Saturday's match is a sell-out and a pro-U.S. crowd is expected to cram the nearly 23,000-seat soccer stadium. But Bruce Arena says the players on the field still have to deliver, regardless of where they are playing.
"Uh, we have no excuses. We are playing at home. We are playing in a stadium we like and we need to step on the field and win the game," he added.
Mexico leads the final round of qualifying in the North, Central American and Caribbean region with 16 points. But the Mexicans have not won a match and have not scored a goal in the United States since 1999.

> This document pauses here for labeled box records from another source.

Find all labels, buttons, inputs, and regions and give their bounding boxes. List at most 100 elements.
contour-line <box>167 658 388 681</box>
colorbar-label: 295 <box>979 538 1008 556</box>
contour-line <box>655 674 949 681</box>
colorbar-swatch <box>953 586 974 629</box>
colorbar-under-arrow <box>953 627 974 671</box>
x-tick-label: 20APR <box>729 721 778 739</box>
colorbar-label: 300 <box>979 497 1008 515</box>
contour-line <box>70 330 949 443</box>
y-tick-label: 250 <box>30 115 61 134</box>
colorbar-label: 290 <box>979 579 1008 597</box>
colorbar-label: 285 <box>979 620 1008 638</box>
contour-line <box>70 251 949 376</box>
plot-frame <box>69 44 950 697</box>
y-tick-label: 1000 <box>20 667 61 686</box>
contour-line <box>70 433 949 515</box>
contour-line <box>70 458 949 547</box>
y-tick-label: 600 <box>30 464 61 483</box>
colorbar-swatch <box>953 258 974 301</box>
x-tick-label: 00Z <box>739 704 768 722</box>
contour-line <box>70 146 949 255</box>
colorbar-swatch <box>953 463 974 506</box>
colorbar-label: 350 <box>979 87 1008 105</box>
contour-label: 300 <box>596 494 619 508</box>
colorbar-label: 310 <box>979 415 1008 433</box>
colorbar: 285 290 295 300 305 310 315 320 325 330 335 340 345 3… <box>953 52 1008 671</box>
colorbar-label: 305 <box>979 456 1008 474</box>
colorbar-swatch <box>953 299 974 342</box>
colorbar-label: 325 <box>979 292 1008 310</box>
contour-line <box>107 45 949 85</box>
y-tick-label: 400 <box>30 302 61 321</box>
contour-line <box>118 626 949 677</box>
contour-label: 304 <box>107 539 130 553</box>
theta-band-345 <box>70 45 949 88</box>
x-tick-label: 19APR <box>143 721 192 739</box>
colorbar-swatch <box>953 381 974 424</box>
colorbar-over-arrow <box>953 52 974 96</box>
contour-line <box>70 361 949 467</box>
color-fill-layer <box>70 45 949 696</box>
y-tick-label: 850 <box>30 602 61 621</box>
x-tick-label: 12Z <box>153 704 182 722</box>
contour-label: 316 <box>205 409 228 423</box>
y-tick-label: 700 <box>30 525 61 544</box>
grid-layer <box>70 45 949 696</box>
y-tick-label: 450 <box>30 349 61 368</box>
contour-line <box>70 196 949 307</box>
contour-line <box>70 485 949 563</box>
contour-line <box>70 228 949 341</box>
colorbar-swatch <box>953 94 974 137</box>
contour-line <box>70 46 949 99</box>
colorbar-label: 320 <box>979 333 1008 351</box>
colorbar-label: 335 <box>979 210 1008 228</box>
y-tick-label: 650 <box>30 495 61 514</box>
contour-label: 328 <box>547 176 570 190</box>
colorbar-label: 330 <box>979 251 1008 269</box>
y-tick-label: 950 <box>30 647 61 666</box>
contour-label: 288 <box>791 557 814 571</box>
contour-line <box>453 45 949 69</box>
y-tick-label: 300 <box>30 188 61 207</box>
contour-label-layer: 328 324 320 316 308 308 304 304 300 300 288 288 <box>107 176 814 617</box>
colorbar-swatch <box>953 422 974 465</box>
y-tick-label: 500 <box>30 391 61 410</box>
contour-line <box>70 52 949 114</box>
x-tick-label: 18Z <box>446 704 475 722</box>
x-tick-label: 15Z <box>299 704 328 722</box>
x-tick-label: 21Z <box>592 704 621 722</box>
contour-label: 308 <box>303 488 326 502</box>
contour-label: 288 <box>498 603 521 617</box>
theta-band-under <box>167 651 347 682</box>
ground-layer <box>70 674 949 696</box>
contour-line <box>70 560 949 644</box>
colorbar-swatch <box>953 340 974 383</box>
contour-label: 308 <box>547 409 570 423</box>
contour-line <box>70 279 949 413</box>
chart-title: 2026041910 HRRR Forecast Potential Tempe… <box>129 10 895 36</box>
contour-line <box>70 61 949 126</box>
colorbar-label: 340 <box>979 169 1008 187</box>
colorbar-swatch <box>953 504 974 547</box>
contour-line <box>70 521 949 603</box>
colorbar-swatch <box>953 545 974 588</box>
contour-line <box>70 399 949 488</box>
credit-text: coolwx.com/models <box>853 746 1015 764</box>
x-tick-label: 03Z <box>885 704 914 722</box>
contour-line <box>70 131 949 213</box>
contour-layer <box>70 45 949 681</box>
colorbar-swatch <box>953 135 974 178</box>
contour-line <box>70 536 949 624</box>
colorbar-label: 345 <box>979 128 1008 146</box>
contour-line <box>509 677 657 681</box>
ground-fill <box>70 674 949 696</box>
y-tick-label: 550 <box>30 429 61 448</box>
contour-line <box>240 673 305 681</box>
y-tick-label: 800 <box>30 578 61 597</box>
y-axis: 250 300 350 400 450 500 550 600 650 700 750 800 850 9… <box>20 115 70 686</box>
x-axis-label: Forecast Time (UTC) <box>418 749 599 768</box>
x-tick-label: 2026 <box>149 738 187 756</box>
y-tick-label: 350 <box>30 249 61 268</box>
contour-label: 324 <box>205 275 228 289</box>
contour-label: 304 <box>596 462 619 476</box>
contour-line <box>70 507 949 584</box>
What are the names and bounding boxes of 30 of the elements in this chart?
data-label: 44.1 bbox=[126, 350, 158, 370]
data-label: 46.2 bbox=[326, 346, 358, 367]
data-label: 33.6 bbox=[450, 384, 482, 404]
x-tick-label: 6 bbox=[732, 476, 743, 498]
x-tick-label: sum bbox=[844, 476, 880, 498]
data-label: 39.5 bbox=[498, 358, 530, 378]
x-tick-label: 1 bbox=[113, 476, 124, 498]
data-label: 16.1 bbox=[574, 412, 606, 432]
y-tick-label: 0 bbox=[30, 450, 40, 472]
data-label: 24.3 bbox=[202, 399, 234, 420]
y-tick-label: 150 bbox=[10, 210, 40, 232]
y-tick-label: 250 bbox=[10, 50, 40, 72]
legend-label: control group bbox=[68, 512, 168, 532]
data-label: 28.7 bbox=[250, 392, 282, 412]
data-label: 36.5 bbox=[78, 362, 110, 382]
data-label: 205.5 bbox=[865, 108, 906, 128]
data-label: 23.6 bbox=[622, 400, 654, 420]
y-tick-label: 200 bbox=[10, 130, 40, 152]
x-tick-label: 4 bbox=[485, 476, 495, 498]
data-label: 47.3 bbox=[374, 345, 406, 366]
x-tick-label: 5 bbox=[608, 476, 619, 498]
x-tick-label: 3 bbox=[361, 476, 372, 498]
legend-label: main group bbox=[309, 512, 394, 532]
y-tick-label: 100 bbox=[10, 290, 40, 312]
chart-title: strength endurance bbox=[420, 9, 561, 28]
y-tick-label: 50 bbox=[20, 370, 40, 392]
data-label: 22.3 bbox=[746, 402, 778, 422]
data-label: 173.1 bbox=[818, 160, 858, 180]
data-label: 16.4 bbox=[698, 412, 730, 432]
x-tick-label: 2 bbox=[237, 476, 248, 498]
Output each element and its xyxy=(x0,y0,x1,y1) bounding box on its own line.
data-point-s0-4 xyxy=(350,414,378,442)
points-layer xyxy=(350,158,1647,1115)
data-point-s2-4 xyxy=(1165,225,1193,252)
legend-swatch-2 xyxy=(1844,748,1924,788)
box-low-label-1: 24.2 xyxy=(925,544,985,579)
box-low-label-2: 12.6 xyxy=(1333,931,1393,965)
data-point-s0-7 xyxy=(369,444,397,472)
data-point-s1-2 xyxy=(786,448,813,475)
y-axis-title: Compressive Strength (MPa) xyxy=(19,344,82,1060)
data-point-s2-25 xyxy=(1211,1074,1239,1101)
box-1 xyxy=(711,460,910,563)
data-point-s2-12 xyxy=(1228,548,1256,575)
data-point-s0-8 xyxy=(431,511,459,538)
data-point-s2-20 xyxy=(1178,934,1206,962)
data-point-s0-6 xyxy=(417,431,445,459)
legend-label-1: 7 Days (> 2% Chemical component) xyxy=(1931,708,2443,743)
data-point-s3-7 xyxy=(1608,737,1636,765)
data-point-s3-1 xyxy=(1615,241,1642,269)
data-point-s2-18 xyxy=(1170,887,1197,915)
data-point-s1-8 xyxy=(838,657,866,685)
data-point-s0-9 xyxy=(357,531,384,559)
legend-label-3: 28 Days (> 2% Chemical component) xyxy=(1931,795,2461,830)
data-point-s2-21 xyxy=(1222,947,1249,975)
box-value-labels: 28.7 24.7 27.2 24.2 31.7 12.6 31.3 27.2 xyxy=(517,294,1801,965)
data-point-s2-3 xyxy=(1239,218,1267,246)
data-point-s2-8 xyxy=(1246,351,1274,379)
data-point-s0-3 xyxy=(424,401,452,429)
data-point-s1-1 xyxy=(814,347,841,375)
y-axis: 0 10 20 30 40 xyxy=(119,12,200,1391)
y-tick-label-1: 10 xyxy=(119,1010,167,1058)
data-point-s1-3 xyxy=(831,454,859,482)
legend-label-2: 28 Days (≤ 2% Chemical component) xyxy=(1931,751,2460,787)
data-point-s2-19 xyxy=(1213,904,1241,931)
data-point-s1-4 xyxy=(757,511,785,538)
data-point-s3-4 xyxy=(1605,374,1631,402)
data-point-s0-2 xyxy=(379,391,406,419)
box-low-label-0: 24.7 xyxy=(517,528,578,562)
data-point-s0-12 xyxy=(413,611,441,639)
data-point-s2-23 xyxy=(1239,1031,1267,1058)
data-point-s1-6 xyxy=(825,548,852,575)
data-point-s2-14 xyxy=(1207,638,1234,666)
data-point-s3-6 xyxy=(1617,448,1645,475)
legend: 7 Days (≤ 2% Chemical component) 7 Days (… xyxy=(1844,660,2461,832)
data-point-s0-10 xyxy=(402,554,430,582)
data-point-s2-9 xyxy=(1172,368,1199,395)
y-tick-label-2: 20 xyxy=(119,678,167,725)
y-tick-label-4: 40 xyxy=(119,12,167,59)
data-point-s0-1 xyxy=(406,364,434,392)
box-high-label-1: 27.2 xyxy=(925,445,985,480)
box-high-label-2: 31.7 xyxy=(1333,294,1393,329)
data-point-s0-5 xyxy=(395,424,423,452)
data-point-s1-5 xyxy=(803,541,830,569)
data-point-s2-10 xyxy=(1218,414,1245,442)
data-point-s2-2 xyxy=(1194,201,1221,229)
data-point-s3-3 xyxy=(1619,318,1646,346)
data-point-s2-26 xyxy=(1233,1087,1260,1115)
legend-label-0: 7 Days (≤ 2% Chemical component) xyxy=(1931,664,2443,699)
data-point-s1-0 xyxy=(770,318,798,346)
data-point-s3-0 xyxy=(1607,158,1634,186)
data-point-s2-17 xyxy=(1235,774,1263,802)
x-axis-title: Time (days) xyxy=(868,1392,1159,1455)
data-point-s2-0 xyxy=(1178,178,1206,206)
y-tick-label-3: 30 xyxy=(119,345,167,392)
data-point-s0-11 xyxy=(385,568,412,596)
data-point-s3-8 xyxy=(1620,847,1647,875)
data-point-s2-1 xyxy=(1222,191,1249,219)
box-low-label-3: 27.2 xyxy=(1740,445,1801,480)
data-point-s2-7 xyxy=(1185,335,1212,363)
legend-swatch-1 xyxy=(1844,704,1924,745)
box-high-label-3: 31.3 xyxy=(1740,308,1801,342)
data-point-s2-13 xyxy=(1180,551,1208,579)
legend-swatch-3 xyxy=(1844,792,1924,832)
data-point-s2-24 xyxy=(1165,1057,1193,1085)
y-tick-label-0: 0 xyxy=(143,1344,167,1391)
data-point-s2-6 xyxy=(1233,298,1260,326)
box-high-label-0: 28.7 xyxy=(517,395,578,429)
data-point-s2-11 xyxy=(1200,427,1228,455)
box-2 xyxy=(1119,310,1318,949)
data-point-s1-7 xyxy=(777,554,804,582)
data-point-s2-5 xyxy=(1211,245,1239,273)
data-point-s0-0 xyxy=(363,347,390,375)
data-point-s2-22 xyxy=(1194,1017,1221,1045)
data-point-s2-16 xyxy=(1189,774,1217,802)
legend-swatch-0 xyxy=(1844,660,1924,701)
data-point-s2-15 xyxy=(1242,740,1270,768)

The United States is one point behind Mexico with 15 going into Saturday's match. The U.S. team has matches against Guatemala (September 7) Costa Rica (October 8) and Panama (October 12) before CONCACAF regional qualifying ends.
The top three teams in the six-team group advance to the World Cup and Saturday's winner is guaranteed a berth in the 2006 tournament. The fourth-placed team in the region faces a playoff against the fifth-placed finisher from Asia for a spot in next year's tournament.